# Hi , can someone tell me how much this machine( Brasilia) worth it and is it good one ?



## Lterzo (Jun 9, 2020)




----------



## DavecUK (Aug 6, 2013)

Brasilia were OK, it will be a fairly basic HX machine, difficult to value without seeing the internal condition and the condition of the tin. It's called a Brazilia Mini Classic from circa 2011 onwards. I alsoways thought these were made by Quickmill, or at least the case and boiler etc..That case is definite Quickmill. If it's in OK/good condition internally/externally perhaps £300-350... It looks like it's missing it's little espresso riser rack.


----------



## Lterzo (Jun 9, 2020)

DavecUK said:


> Brasilia were OK, it will be a fairly basic HX machine, difficult to value without seeing the internal condition and the condition of the tin. It's called a Brazilia Mini Classic from circa 2011 onwards. I alsoways thought these were made by Quickmill, or at least the case and boiler etc..That case is definite Quickmill. If it's in OK/good condition internally/externally perhaps £300-350... It looks like it's missing it's little espresso riser rack.


 Thanks for the quick response.So I assume does not worth to swap it for my Gaggia with pid .


----------



## DavecUK (Aug 6, 2013)

Lterzo said:


> Thanks for the quick response.So I assume does not worth to swap it for my Gaggia with pid .


 If it's in good condition, it will be way better than the Gaggia, but you will need to flush as with any HX.


----------



## 4085 (Nov 23, 2012)

They are up the ladder from a Classic......that said, it looks a bit sad and lonely and unloved. Remove the pf and look at the state of the shower screen. Heat it up and pull some water through, then remember, that is what you will be drinking.....it should not be difficult to sort out with a descale and tic


----------



## John Yossarian (Feb 2, 2016)

As already said it will take a bit of TLC to bring it back to its former glory but once there it would make good coffee and it is far more capable than a Gaggia (PID or not). It must have at least 1.5 l boiler under the bonnet.


----------



## Lterzo (Jun 9, 2020)

dfk41 said:


> They are up the ladder from a Classic......that said, it looks a bit sad and lonely and unloved. Remove the pf and look at the state of the shower screen. Heat it up and pull some water through, then remember, that is what you will be drinking.....it should not be difficult to sort out with a descale and tic


 Hi and thanks.What i have to look on the shower screen?

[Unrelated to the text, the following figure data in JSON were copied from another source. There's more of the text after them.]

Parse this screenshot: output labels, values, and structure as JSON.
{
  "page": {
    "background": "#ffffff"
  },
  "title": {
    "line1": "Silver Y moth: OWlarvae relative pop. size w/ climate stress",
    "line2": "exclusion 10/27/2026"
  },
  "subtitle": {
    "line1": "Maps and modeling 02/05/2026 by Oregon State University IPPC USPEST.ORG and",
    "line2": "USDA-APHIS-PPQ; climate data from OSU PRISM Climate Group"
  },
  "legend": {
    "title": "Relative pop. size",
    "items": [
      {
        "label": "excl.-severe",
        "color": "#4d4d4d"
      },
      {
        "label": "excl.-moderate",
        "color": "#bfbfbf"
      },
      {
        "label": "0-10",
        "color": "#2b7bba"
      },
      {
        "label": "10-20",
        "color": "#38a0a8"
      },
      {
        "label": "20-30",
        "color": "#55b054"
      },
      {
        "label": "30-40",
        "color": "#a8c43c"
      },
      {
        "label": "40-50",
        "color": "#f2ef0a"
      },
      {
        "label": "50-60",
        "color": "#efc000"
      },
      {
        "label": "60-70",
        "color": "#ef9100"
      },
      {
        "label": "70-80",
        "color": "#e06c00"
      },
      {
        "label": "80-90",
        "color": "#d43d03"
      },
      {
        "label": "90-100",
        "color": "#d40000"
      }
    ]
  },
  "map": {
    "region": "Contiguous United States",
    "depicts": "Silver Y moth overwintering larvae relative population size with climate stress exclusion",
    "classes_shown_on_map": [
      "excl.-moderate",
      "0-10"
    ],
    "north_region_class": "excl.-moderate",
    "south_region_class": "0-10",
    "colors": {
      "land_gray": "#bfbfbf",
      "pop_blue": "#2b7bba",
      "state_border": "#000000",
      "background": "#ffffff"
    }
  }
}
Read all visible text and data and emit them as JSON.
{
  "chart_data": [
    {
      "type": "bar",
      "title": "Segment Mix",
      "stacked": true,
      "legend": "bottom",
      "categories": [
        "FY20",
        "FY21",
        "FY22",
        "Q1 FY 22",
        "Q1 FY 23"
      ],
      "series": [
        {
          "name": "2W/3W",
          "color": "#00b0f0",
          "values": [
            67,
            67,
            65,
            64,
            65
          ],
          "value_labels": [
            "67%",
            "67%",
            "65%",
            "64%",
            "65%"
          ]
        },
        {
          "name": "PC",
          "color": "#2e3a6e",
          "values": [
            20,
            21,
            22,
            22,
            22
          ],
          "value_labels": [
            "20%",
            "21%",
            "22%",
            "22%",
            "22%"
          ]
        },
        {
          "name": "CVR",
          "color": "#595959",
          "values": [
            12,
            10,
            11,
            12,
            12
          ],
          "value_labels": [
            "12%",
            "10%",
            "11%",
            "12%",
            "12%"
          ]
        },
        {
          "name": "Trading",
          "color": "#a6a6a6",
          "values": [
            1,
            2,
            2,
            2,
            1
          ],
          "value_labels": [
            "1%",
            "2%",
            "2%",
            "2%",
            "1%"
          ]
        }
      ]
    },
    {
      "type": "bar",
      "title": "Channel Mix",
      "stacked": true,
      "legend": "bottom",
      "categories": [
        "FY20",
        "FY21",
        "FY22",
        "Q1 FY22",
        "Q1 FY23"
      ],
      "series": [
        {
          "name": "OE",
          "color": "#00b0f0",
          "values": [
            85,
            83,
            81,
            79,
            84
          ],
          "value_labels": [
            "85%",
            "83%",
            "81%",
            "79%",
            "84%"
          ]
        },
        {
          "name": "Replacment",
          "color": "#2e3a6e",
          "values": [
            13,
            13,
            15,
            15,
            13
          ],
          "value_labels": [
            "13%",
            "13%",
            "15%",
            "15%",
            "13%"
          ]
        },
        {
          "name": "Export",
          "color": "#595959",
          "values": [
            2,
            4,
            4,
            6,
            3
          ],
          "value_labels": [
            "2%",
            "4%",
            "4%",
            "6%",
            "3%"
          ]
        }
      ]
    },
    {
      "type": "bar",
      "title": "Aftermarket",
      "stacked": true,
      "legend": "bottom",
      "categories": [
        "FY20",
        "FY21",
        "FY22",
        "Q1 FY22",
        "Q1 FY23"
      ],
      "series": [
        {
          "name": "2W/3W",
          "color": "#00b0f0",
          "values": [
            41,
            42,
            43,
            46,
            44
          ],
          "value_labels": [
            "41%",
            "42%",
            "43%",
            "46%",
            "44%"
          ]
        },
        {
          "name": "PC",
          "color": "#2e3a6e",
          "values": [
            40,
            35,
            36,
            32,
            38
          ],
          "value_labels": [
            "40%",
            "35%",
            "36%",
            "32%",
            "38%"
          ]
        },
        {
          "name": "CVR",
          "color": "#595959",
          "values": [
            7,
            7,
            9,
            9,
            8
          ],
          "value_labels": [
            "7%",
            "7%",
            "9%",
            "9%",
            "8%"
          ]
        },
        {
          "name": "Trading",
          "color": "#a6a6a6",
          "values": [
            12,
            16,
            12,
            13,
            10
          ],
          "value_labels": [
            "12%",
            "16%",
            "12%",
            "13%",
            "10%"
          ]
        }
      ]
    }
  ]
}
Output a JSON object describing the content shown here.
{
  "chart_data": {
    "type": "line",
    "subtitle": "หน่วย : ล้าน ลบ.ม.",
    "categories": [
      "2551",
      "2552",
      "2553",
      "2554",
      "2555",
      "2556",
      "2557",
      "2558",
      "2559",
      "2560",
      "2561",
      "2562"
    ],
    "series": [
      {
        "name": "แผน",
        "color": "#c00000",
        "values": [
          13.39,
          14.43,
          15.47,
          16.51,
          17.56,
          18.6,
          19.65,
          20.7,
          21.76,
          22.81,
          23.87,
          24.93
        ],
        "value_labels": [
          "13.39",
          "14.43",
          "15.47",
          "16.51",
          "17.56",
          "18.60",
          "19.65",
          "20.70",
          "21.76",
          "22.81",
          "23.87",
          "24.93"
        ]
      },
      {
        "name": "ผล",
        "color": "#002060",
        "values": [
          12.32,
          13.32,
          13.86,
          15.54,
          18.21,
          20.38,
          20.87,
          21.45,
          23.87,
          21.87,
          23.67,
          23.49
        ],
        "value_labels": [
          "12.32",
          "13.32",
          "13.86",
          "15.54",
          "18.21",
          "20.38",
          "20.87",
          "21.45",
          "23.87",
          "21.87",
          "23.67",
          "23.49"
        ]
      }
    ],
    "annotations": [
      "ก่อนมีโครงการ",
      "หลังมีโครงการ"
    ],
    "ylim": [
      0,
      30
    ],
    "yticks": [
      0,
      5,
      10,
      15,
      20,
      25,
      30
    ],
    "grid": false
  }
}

"Heat it up and pull some water through, then remember, that is what you will be drinking.." What do you mean ,sorry for the question.


----------



## MediumRoastSteam (Jul 7, 2015)

Fun fact...

My grandma had a Brasilia, back in the day. 😂😊🤷‍♂️


----------



## BBBean (Jul 31, 2020)

If it helps a nice clean shiny one of these sold on eBay last week, coupled with a eureka Chrono grinder for £513.


----------



## 4085 (Nov 23, 2012)

Lterzo said:


> Hi and thanks.What i have to look on the shower screen?
> 
> "Heat it up and pull some water through, then remember, that is what you will be drinking.." What do you mean ,sorry for the question.


 If the machine has had regular love and affection, if you look at the group head (the area the pf lock s into) it will be nice and clean. Oils produced by coffee are manky. This will give you an indication of how well loved the machine has had. Lift out the basket from the pf and again the pf will either be clean or filthy. I am suggesting that if you heat the machine up and pull off some hot water as If pulling a shot, that same water will be making your coffee. It needs to be clean, clear a nd tasteless. Remember, a machine that is well looked after is worth a lot more than one that has not


----------



## John Yossarian (Feb 2, 2016)

In case you have not watched this:


----------



## DavecUK (Aug 6, 2013)

It so looks like an Adreja Premium <lol>


----------



## John Yossarian (Feb 2, 2016)

DavecUK said:


> It so looks like an Adreja Premium <lol>


 And stainless steel boiler too. I was surprised

EDIT: Nickel plated copper, not stainless steel


----------